Nomi eclatanti. Quegli stessi che da tempo hanno sottratto “la titolarità della gestione strategica” delle attività mafiose, in Sicilia, ai vari Riina e Graviano, continuandole senza mai doversi pubblicamente “sporcare le mani”. Gli è andata tanto bene sin’ora che si sono convinti, nel volgere dell’ultimo decennio, di essere divenuti degli intoccabili. Quelli che per 16 anni hanno avuto l’occasione, e la disponibilità, di poter influenzare la vita della società siciliana, i suoi flussi di sviluppo, talune sue scelte politiche, il tono della sua condizione economica. Come si direbbe usando un linguaggio sociologico: “quelli che si sono sentiti arrivati, perché sono riusciti a farsi Stato”.
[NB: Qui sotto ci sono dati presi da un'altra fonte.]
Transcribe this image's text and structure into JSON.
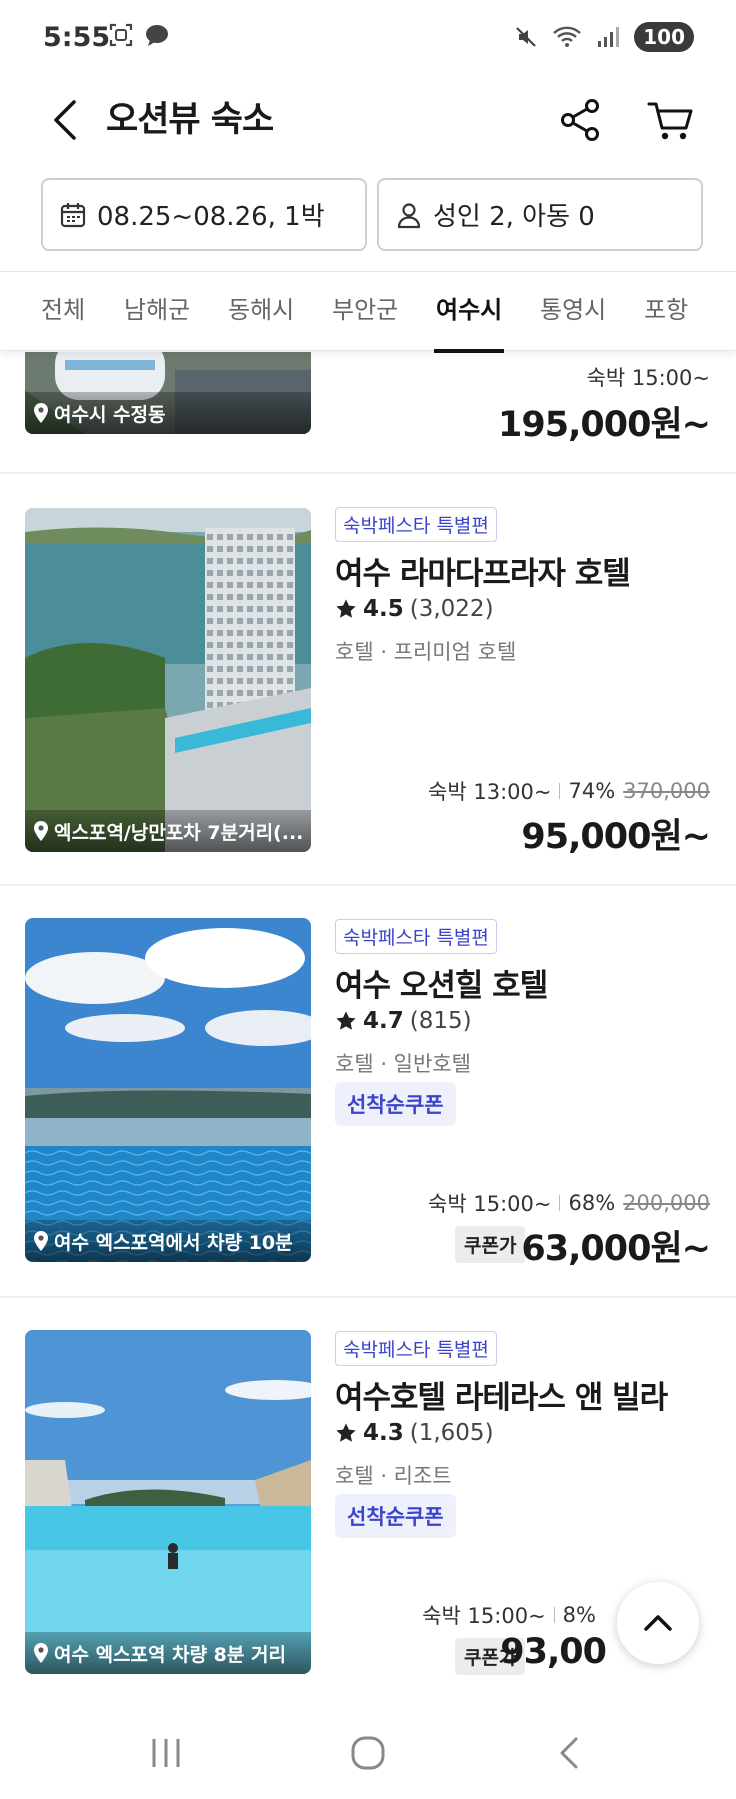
{
  "status_bar": {
    "time": "5:55",
    "battery": "100"
  },
  "header": {
    "title": "오션뷰 숙소"
  },
  "filters": {
    "date": "08.25~08.26, 1박",
    "guests": "성인 2, 아동 0"
  },
  "tabs": [
    {
      "label": "전체"
    },
    {
      "label": "남해군"
    },
    {
      "label": "동해시"
    },
    {
      "label": "부안군"
    },
    {
      "label": "여수시",
      "active": true
    },
    {
      "label": "통영시"
    },
    {
      "label": "포항"
    }
  ],
  "listings": [
    {
      "location": "여수시 수정동",
      "checkin": "숙박 15:00~",
      "price": "195,000원~"
    },
    {
      "badge": "숙박페스타 특별편",
      "name": "여수 라마다프라자 호텔",
      "rating": "4.5",
      "reviews": "(3,022)",
      "category": "호텔 · 프리미엄 호텔",
      "location": "엑스포역/낭만포차 7분거리(...",
      "checkin": "숙박 13:00~",
      "discount": "74%",
      "original_price": "370,000",
      "price": "95,000원~"
    },
    {
      "badge": "숙박페스타 특별편",
      "name": "여수 오션힐 호텔",
      "rating": "4.7",
      "reviews": "(815)",
      "category": "호텔 · 일반호텔",
      "coupon_chip": "선착순쿠폰",
      "location": "여수 엑스포역에서 차량 10분",
      "checkin": "숙박 15:00~",
      "discount": "68%",
      "original_price": "200,000",
      "coupon_tag": "쿠폰가",
      "price": "63,000원~"
    },
    {
      "badge": "숙박페스타 특별편",
      "name": "여수호텔 라테라스 앤 빌라",
      "rating": "4.3",
      "reviews": "(1,605)",
      "category": "호텔 · 리조트",
      "coupon_chip": "선착순쿠폰",
      "location": "여수 엑스포역 차량 8분 거리",
      "checkin": "숙박 15:00~",
      "discount": "8%",
      "coupon_tag": "쿠폰가",
      "price": "93,00"
    }
  ],
  "icons": {
    "back": "chevron-left-icon",
    "share": "share-icon",
    "cart": "cart-icon",
    "calendar": "calendar-icon",
    "person": "person-icon",
    "pin": "pin-icon",
    "star": "star-icon",
    "scroll_top": "chevron-up-icon"
  },
  "colors": {
    "accent": "#3b45c9",
    "text": "#1a1a1a",
    "muted": "#777777"
  }
}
La “direzione strategica” di questa “nuova mafia” nel suo “nocciolo duro di comando”, non è composta da aspiranti killer o provetti “estortori del pizzo”; da giovanottoni alla Nicchi per capirci. Ma da poco meno di una decina di leaders: commercialisti affermati, imprenditori salottieri, avvocati attaccati allo scoglio del Tribunale di Palermo, esponenti della pubblica amministrazione; tutti, possibilmente, con la tessera “Alitalia frecce alate” in tasca e fedina penale immacolata. Gente che ha quale comune denominatore tre caratteristiche precise: una laurea, un ruolo professionale di pubblica visibilità, magari apprezzato, una condizione sociale “prestigiosa ed insospettabile” o circa quasi.

Sarebbero gli eredi, diretti o indiretti, del famoso e complesso, “sistema Vito Ciancimino” che ha accompagnato, ed a volte deviato, la società palermitana, e la sua borghesia, negli ultimi 40 anni.